You need to address the carb issue, if you need choke to make it run then something is not correct in the carb. the small internal passages in the carb can still be plugged on even the cleanest looking carb. 
Since you say you have had it apart 3 times maybe a good start would be to order a carb from amazon , and mess with the old one later.
Running your engine with choke when it shouldnt be can cause a lot of damage including piston ring and cylinder wear as the excess fuel is washing the oil down the cylinder, as well burnt valves and related valve problems, not to mention compromising the engine oil itself that lube the rest of the engine.
Another question is at what elevation are you located. You maybe need a rejet depending on where you live.


----------



## SnoThro (Feb 20, 2016)

Saw this a lot during sales of new machines and servicing. Started when Briggs switched carburetor suppliers from USA LMT/Walbro to Chinese manufacture and Ruixing. There were 2-3 supersessions later on as well. I personally suspect there is casting flaws in the original batch of carbs causing maverick air to get into the intake. Only way to fix this was a new carburetor or run the machine at half choke and no you wont damage anything. If the engine smooths out with more/less choke you're just getting closer to stoichiometric air fuel ratio.


----------



## johnnyh55 (Feb 13, 2017)

That's what I was thinking that if the engine runs smooth with half choke it means perfect fuel mixture hence your not damaging anything? I looked at a replacement carb and I think the whole design was changed, the fuel line is on the other side as the carb that I have now. I assume this is the right carb? Its a briggs and stratton engine model 15c134-0128-e8 and build date of engine is 090605 so according to briggs I need carburetor #594014. 

Sent from my SM-G960W using Tapatalk


----------



## SnoThro (Feb 20, 2016)

594015 (assume you meant) is the right carb. Almost all of the single cylinder Briggs carbs have been outsourced to China so kind of up to you if you want to try a knock-off.


----------



## johnnyh55 (Feb 13, 2017)

SnoThro said:


> 594015 (assume you meant) is the right carb. Almost all of the single cylinder Briggs carbs have been outsourced to China so kind of up to you if you want to try a knock-off.



Well I am thinking its 594014 according to the briggs website. Here is a screenshot of the briggs website, for engines that have a date code before 11080800 it says to use carb #594014 and for engines that have date code after 11080700 it says to use carb #594015.

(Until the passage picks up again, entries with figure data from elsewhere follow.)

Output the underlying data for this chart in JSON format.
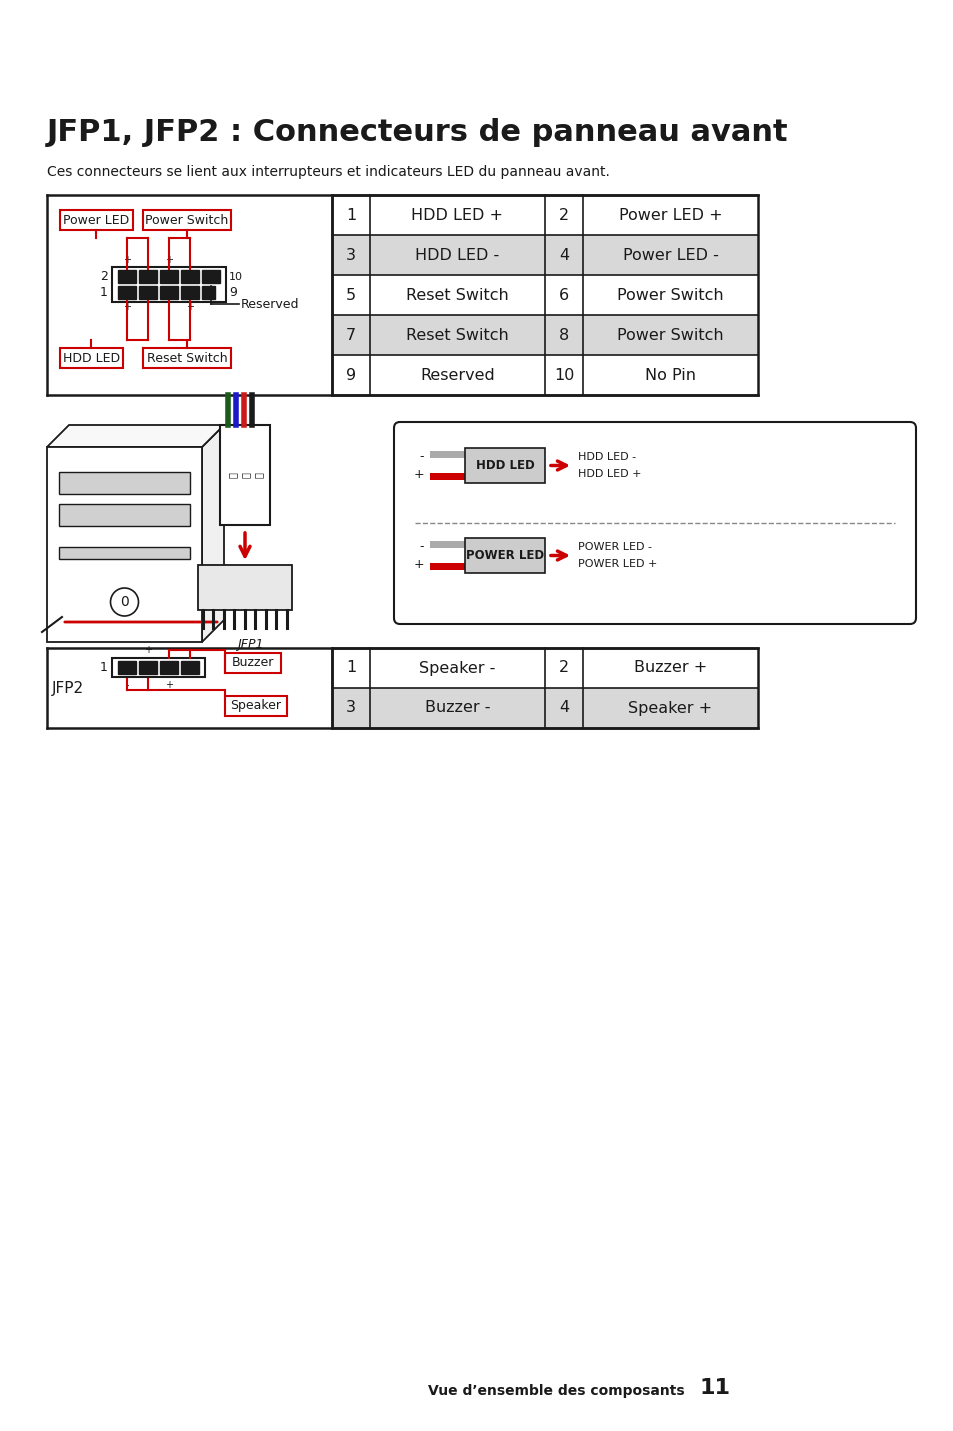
{
  "title": "JFP1, JFP2 : Connecteurs de panneau avant",
  "subtitle": "Ces connecteurs se lient aux interrupteurs et indicateurs LED du panneau avant.",
  "bg_color": "#ffffff",
  "table1_rows": [
    [
      "1",
      "HDD LED +",
      "2",
      "Power LED +"
    ],
    [
      "3",
      "HDD LED -",
      "4",
      "Power LED -"
    ],
    [
      "5",
      "Reset Switch",
      "6",
      "Power Switch"
    ],
    [
      "7",
      "Reset Switch",
      "8",
      "Power Switch"
    ],
    [
      "9",
      "Reserved",
      "10",
      "No Pin"
    ]
  ],
  "table1_row_colors": [
    "#ffffff",
    "#d8d8d8",
    "#ffffff",
    "#d8d8d8",
    "#ffffff"
  ],
  "table2_rows": [
    [
      "1",
      "Speaker -",
      "2",
      "Buzzer +"
    ],
    [
      "3",
      "Buzzer -",
      "4",
      "Speaker +"
    ]
  ],
  "table2_row_colors": [
    "#ffffff",
    "#d8d8d8"
  ],
  "footer_text": "Vue d’ensemble des composants",
  "footer_page": "11",
  "red_color": "#cc0000",
  "black_color": "#1a1a1a",
  "gray_color": "#808080"
}
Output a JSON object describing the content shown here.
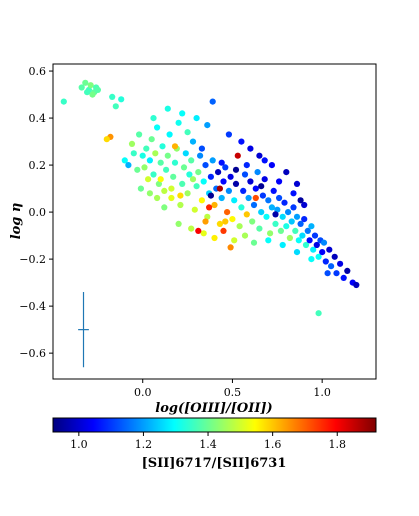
{
  "chart_data": {
    "type": "scatter",
    "xlabel": "log([OIII]/[OII])",
    "ylabel": "log η",
    "xlim": [
      -0.5,
      1.3
    ],
    "ylim": [
      -0.71,
      0.63
    ],
    "xticks": [
      0.0,
      0.5,
      1.0
    ],
    "xtick_labels": [
      "0.0",
      "0.5",
      "1.0"
    ],
    "yticks": [
      0.6,
      0.4,
      0.2,
      0.0,
      -0.2,
      -0.4,
      -0.6
    ],
    "ytick_labels": [
      "0.6",
      "0.4",
      "0.2",
      "0.0",
      "−0.2",
      "−0.4",
      "−0.6"
    ],
    "grid": false,
    "error_bar": {
      "x": -0.33,
      "y": -0.5,
      "xerr": 0.03,
      "yerr": 0.16
    },
    "colorbar": {
      "label": "[SII]6717/[SII]6731",
      "range": [
        0.92,
        1.92
      ],
      "ticks": [
        1.0,
        1.2,
        1.4,
        1.6,
        1.8
      ],
      "tick_labels": [
        "1.0",
        "1.2",
        "1.4",
        "1.6",
        "1.8"
      ],
      "colormap": "jet",
      "colors": [
        "#00007f",
        "#0000ff",
        "#007fff",
        "#00ffff",
        "#7fff7f",
        "#ffff00",
        "#ff7f00",
        "#ff0000",
        "#7f0000"
      ]
    },
    "points": [
      {
        "x": -0.44,
        "y": 0.47,
        "c": 1.35
      },
      {
        "x": -0.34,
        "y": 0.53,
        "c": 1.38
      },
      {
        "x": -0.32,
        "y": 0.55,
        "c": 1.4
      },
      {
        "x": -0.3,
        "y": 0.52,
        "c": 1.36
      },
      {
        "x": -0.29,
        "y": 0.54,
        "c": 1.42
      },
      {
        "x": -0.27,
        "y": 0.51,
        "c": 1.39
      },
      {
        "x": -0.26,
        "y": 0.53,
        "c": 1.37
      },
      {
        "x": -0.28,
        "y": 0.5,
        "c": 1.41
      },
      {
        "x": -0.25,
        "y": 0.52,
        "c": 1.38
      },
      {
        "x": -0.31,
        "y": 0.51,
        "c": 1.36
      },
      {
        "x": -0.18,
        "y": 0.32,
        "c": 1.65
      },
      {
        "x": -0.2,
        "y": 0.31,
        "c": 1.58
      },
      {
        "x": -0.17,
        "y": 0.49,
        "c": 1.35
      },
      {
        "x": -0.12,
        "y": 0.48,
        "c": 1.33
      },
      {
        "x": -0.15,
        "y": 0.45,
        "c": 1.36
      },
      {
        "x": -0.1,
        "y": 0.22,
        "c": 1.3
      },
      {
        "x": -0.08,
        "y": 0.2,
        "c": 1.22
      },
      {
        "x": -0.05,
        "y": 0.25,
        "c": 1.35
      },
      {
        "x": -0.03,
        "y": 0.18,
        "c": 1.4
      },
      {
        "x": -0.06,
        "y": 0.29,
        "c": 1.45
      },
      {
        "x": -0.02,
        "y": 0.33,
        "c": 1.38
      },
      {
        "x": 0.0,
        "y": 0.24,
        "c": 1.32
      },
      {
        "x": 0.01,
        "y": 0.19,
        "c": 1.44
      },
      {
        "x": 0.02,
        "y": 0.27,
        "c": 1.36
      },
      {
        "x": 0.03,
        "y": 0.14,
        "c": 1.5
      },
      {
        "x": 0.04,
        "y": 0.22,
        "c": 1.28
      },
      {
        "x": 0.05,
        "y": 0.31,
        "c": 1.4
      },
      {
        "x": 0.06,
        "y": 0.16,
        "c": 1.35
      },
      {
        "x": 0.07,
        "y": 0.25,
        "c": 1.46
      },
      {
        "x": 0.08,
        "y": 0.36,
        "c": 1.3
      },
      {
        "x": 0.09,
        "y": 0.12,
        "c": 1.42
      },
      {
        "x": 0.1,
        "y": 0.21,
        "c": 1.38
      },
      {
        "x": 0.11,
        "y": 0.28,
        "c": 1.33
      },
      {
        "x": 0.12,
        "y": 0.09,
        "c": 1.48
      },
      {
        "x": 0.13,
        "y": 0.18,
        "c": 1.36
      },
      {
        "x": 0.14,
        "y": 0.24,
        "c": 1.41
      },
      {
        "x": 0.15,
        "y": 0.33,
        "c": 1.29
      },
      {
        "x": 0.16,
        "y": 0.06,
        "c": 1.52
      },
      {
        "x": 0.17,
        "y": 0.15,
        "c": 1.39
      },
      {
        "x": 0.18,
        "y": 0.21,
        "c": 1.34
      },
      {
        "x": 0.19,
        "y": 0.27,
        "c": 1.44
      },
      {
        "x": 0.2,
        "y": 0.38,
        "c": 1.31
      },
      {
        "x": 0.21,
        "y": 0.03,
        "c": 1.47
      },
      {
        "x": 0.22,
        "y": 0.12,
        "c": 1.37
      },
      {
        "x": 0.23,
        "y": 0.19,
        "c": 1.4
      },
      {
        "x": 0.24,
        "y": 0.25,
        "c": 1.26
      },
      {
        "x": 0.25,
        "y": 0.08,
        "c": 1.45
      },
      {
        "x": 0.26,
        "y": 0.16,
        "c": 1.33
      },
      {
        "x": 0.27,
        "y": 0.22,
        "c": 1.38
      },
      {
        "x": 0.28,
        "y": 0.3,
        "c": 1.22
      },
      {
        "x": 0.29,
        "y": 0.01,
        "c": 1.5
      },
      {
        "x": 0.3,
        "y": 0.11,
        "c": 1.36
      },
      {
        "x": 0.31,
        "y": 0.17,
        "c": 1.41
      },
      {
        "x": 0.32,
        "y": 0.24,
        "c": 1.18
      },
      {
        "x": 0.33,
        "y": 0.05,
        "c": 1.55
      },
      {
        "x": 0.34,
        "y": 0.13,
        "c": 1.3
      },
      {
        "x": 0.35,
        "y": 0.2,
        "c": 1.12
      },
      {
        "x": 0.36,
        "y": -0.02,
        "c": 1.48
      },
      {
        "x": 0.37,
        "y": 0.08,
        "c": 1.25
      },
      {
        "x": 0.38,
        "y": 0.15,
        "c": 1.08
      },
      {
        "x": 0.39,
        "y": 0.22,
        "c": 1.2
      },
      {
        "x": 0.4,
        "y": 0.03,
        "c": 1.62
      },
      {
        "x": 0.41,
        "y": 0.1,
        "c": 1.15
      },
      {
        "x": 0.42,
        "y": 0.17,
        "c": 0.98
      },
      {
        "x": 0.43,
        "y": -0.05,
        "c": 1.58
      },
      {
        "x": 0.44,
        "y": 0.06,
        "c": 1.22
      },
      {
        "x": 0.45,
        "y": 0.13,
        "c": 1.05
      },
      {
        "x": 0.46,
        "y": 0.19,
        "c": 1.1
      },
      {
        "x": 0.47,
        "y": 0.0,
        "c": 1.7
      },
      {
        "x": 0.48,
        "y": 0.09,
        "c": 1.18
      },
      {
        "x": 0.49,
        "y": 0.15,
        "c": 1.02
      },
      {
        "x": 0.5,
        "y": -0.03,
        "c": 1.55
      },
      {
        "x": 0.51,
        "y": 0.05,
        "c": 1.28
      },
      {
        "x": 0.52,
        "y": 0.12,
        "c": 0.96
      },
      {
        "x": 0.53,
        "y": 0.24,
        "c": 1.85
      },
      {
        "x": 0.54,
        "y": -0.06,
        "c": 1.46
      },
      {
        "x": 0.55,
        "y": 0.02,
        "c": 1.33
      },
      {
        "x": 0.56,
        "y": 0.09,
        "c": 1.08
      },
      {
        "x": 0.57,
        "y": 0.16,
        "c": 1.12
      },
      {
        "x": 0.58,
        "y": -0.01,
        "c": 1.6
      },
      {
        "x": 0.59,
        "y": 0.06,
        "c": 1.2
      },
      {
        "x": 0.6,
        "y": 0.13,
        "c": 1.0
      },
      {
        "x": 0.61,
        "y": -0.04,
        "c": 1.42
      },
      {
        "x": 0.62,
        "y": 0.03,
        "c": 1.15
      },
      {
        "x": 0.63,
        "y": 0.1,
        "c": 1.05
      },
      {
        "x": 0.64,
        "y": 0.17,
        "c": 1.18
      },
      {
        "x": 0.65,
        "y": -0.07,
        "c": 1.38
      },
      {
        "x": 0.66,
        "y": 0.0,
        "c": 1.25
      },
      {
        "x": 0.67,
        "y": 0.07,
        "c": 1.1
      },
      {
        "x": 0.68,
        "y": 0.14,
        "c": 1.02
      },
      {
        "x": 0.69,
        "y": -0.02,
        "c": 1.3
      },
      {
        "x": 0.7,
        "y": 0.05,
        "c": 1.16
      },
      {
        "x": 0.71,
        "y": -0.09,
        "c": 1.44
      },
      {
        "x": 0.72,
        "y": 0.02,
        "c": 1.22
      },
      {
        "x": 0.73,
        "y": 0.09,
        "c": 1.06
      },
      {
        "x": 0.74,
        "y": -0.05,
        "c": 1.35
      },
      {
        "x": 0.75,
        "y": 0.01,
        "c": 1.2
      },
      {
        "x": 0.76,
        "y": 0.06,
        "c": 1.12
      },
      {
        "x": 0.77,
        "y": -0.08,
        "c": 1.4
      },
      {
        "x": 0.78,
        "y": -0.02,
        "c": 1.26
      },
      {
        "x": 0.79,
        "y": 0.04,
        "c": 1.08
      },
      {
        "x": 0.8,
        "y": -0.06,
        "c": 1.32
      },
      {
        "x": 0.81,
        "y": 0.0,
        "c": 1.18
      },
      {
        "x": 0.82,
        "y": -0.11,
        "c": 1.45
      },
      {
        "x": 0.83,
        "y": -0.04,
        "c": 1.24
      },
      {
        "x": 0.84,
        "y": 0.02,
        "c": 1.1
      },
      {
        "x": 0.85,
        "y": -0.08,
        "c": 1.36
      },
      {
        "x": 0.86,
        "y": -0.02,
        "c": 1.2
      },
      {
        "x": 0.87,
        "y": -0.12,
        "c": 1.3
      },
      {
        "x": 0.88,
        "y": -0.05,
        "c": 1.14
      },
      {
        "x": 0.89,
        "y": -0.1,
        "c": 1.26
      },
      {
        "x": 0.9,
        "y": -0.03,
        "c": 1.08
      },
      {
        "x": 0.91,
        "y": -0.14,
        "c": 1.34
      },
      {
        "x": 0.92,
        "y": -0.08,
        "c": 1.16
      },
      {
        "x": 0.93,
        "y": -0.12,
        "c": 1.05
      },
      {
        "x": 0.94,
        "y": -0.06,
        "c": 1.22
      },
      {
        "x": 0.95,
        "y": -0.16,
        "c": 1.28
      },
      {
        "x": 0.96,
        "y": -0.1,
        "c": 1.1
      },
      {
        "x": 0.97,
        "y": -0.14,
        "c": 1.02
      },
      {
        "x": 0.98,
        "y": -0.19,
        "c": 1.3
      },
      {
        "x": 0.99,
        "y": -0.12,
        "c": 1.12
      },
      {
        "x": 1.0,
        "y": -0.17,
        "c": 1.04
      },
      {
        "x": 1.01,
        "y": -0.13,
        "c": 1.18
      },
      {
        "x": 1.02,
        "y": -0.21,
        "c": 1.08
      },
      {
        "x": 1.04,
        "y": -0.16,
        "c": 1.0
      },
      {
        "x": 1.05,
        "y": -0.23,
        "c": 1.14
      },
      {
        "x": 1.07,
        "y": -0.19,
        "c": 0.98
      },
      {
        "x": 1.08,
        "y": -0.26,
        "c": 1.1
      },
      {
        "x": 1.1,
        "y": -0.22,
        "c": 1.02
      },
      {
        "x": 1.12,
        "y": -0.28,
        "c": 1.06
      },
      {
        "x": 1.14,
        "y": -0.25,
        "c": 0.96
      },
      {
        "x": 1.17,
        "y": -0.3,
        "c": 1.04
      },
      {
        "x": 1.19,
        "y": -0.31,
        "c": 0.98
      },
      {
        "x": 0.98,
        "y": -0.43,
        "c": 1.36
      },
      {
        "x": 0.06,
        "y": 0.4,
        "c": 1.34
      },
      {
        "x": 0.14,
        "y": 0.44,
        "c": 1.32
      },
      {
        "x": 0.22,
        "y": 0.42,
        "c": 1.3
      },
      {
        "x": 0.3,
        "y": 0.4,
        "c": 1.28
      },
      {
        "x": 0.36,
        "y": 0.37,
        "c": 1.2
      },
      {
        "x": 0.39,
        "y": 0.47,
        "c": 1.14
      },
      {
        "x": 0.48,
        "y": 0.33,
        "c": 1.1
      },
      {
        "x": 0.55,
        "y": 0.3,
        "c": 1.06
      },
      {
        "x": 0.6,
        "y": 0.27,
        "c": 1.02
      },
      {
        "x": 0.65,
        "y": 0.24,
        "c": 1.0
      },
      {
        "x": 0.72,
        "y": 0.2,
        "c": 1.04
      },
      {
        "x": 0.8,
        "y": 0.17,
        "c": 0.98
      },
      {
        "x": 0.86,
        "y": 0.12,
        "c": 1.0
      },
      {
        "x": 0.2,
        "y": -0.05,
        "c": 1.44
      },
      {
        "x": 0.27,
        "y": -0.07,
        "c": 1.48
      },
      {
        "x": 0.34,
        "y": -0.09,
        "c": 1.52
      },
      {
        "x": 0.4,
        "y": -0.11,
        "c": 1.56
      },
      {
        "x": 0.45,
        "y": -0.08,
        "c": 1.74
      },
      {
        "x": 0.51,
        "y": -0.12,
        "c": 1.5
      },
      {
        "x": 0.57,
        "y": -0.1,
        "c": 1.46
      },
      {
        "x": 0.62,
        "y": -0.13,
        "c": 1.4
      },
      {
        "x": 0.31,
        "y": -0.08,
        "c": 1.8
      },
      {
        "x": 0.49,
        "y": -0.15,
        "c": 1.66
      },
      {
        "x": 0.43,
        "y": 0.1,
        "c": 1.88
      },
      {
        "x": 0.37,
        "y": 0.02,
        "c": 1.76
      },
      {
        "x": 0.63,
        "y": 0.06,
        "c": 1.72
      },
      {
        "x": 0.18,
        "y": 0.28,
        "c": 1.62
      },
      {
        "x": 0.08,
        "y": 0.06,
        "c": 1.46
      },
      {
        "x": 0.12,
        "y": 0.02,
        "c": 1.42
      },
      {
        "x": -0.01,
        "y": 0.1,
        "c": 1.4
      },
      {
        "x": 0.04,
        "y": 0.08,
        "c": 1.44
      },
      {
        "x": 0.25,
        "y": 0.34,
        "c": 1.36
      },
      {
        "x": 0.16,
        "y": 0.1,
        "c": 1.5
      },
      {
        "x": 0.28,
        "y": 0.14,
        "c": 1.45
      },
      {
        "x": 0.33,
        "y": 0.27,
        "c": 1.12
      },
      {
        "x": 0.44,
        "y": 0.21,
        "c": 1.06
      },
      {
        "x": 0.58,
        "y": 0.2,
        "c": 1.08
      },
      {
        "x": 0.68,
        "y": 0.22,
        "c": 1.06
      },
      {
        "x": 0.76,
        "y": 0.13,
        "c": 1.04
      },
      {
        "x": 0.84,
        "y": 0.08,
        "c": 1.06
      },
      {
        "x": 0.9,
        "y": 0.03,
        "c": 1.0
      },
      {
        "x": 0.7,
        "y": -0.12,
        "c": 1.3
      },
      {
        "x": 0.78,
        "y": -0.14,
        "c": 1.28
      },
      {
        "x": 0.86,
        "y": -0.17,
        "c": 1.26
      },
      {
        "x": 0.94,
        "y": -0.2,
        "c": 1.3
      },
      {
        "x": 1.03,
        "y": -0.26,
        "c": 1.12
      },
      {
        "x": 0.1,
        "y": 0.14,
        "c": 1.54
      },
      {
        "x": 0.21,
        "y": 0.07,
        "c": 1.58
      },
      {
        "x": 0.35,
        "y": -0.04,
        "c": 1.64
      },
      {
        "x": 0.46,
        "y": -0.04,
        "c": 1.6
      },
      {
        "x": 0.38,
        "y": 0.07,
        "c": 0.94
      },
      {
        "x": 0.52,
        "y": 0.18,
        "c": 0.94
      },
      {
        "x": 0.66,
        "y": 0.11,
        "c": 0.94
      },
      {
        "x": 0.74,
        "y": -0.01,
        "c": 0.96
      },
      {
        "x": 0.88,
        "y": 0.05,
        "c": 0.95
      }
    ]
  }
}
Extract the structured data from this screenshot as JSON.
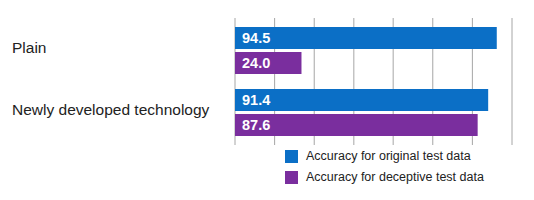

I have attached a picture of the date code of my engine which is 09060588 so I assume that is before 11080800 so I would need carb #594014 correct?


----------



## SnoThro (Feb 20, 2016)

Yep, you're right. Checked the Briggs portal and it also says 594014.


----------



## johnnyh55 (Feb 13, 2017)

SnoThro said:


> Yep, you're right. Checked the Briggs portal and it also says 594014.


And if I want to try a knock off, where do I find those? Do they work with the Briggs part #?


----------



## SnoThro (Feb 20, 2016)

Depending on popularity Amazon or Ebay. There aren't many for your engine since they didn't last too long but there are a couple. Search for 264177695579 on ebay and you'll find one (no affiliation). Not nearly as cheap as some of the more common knock-offs though.


----------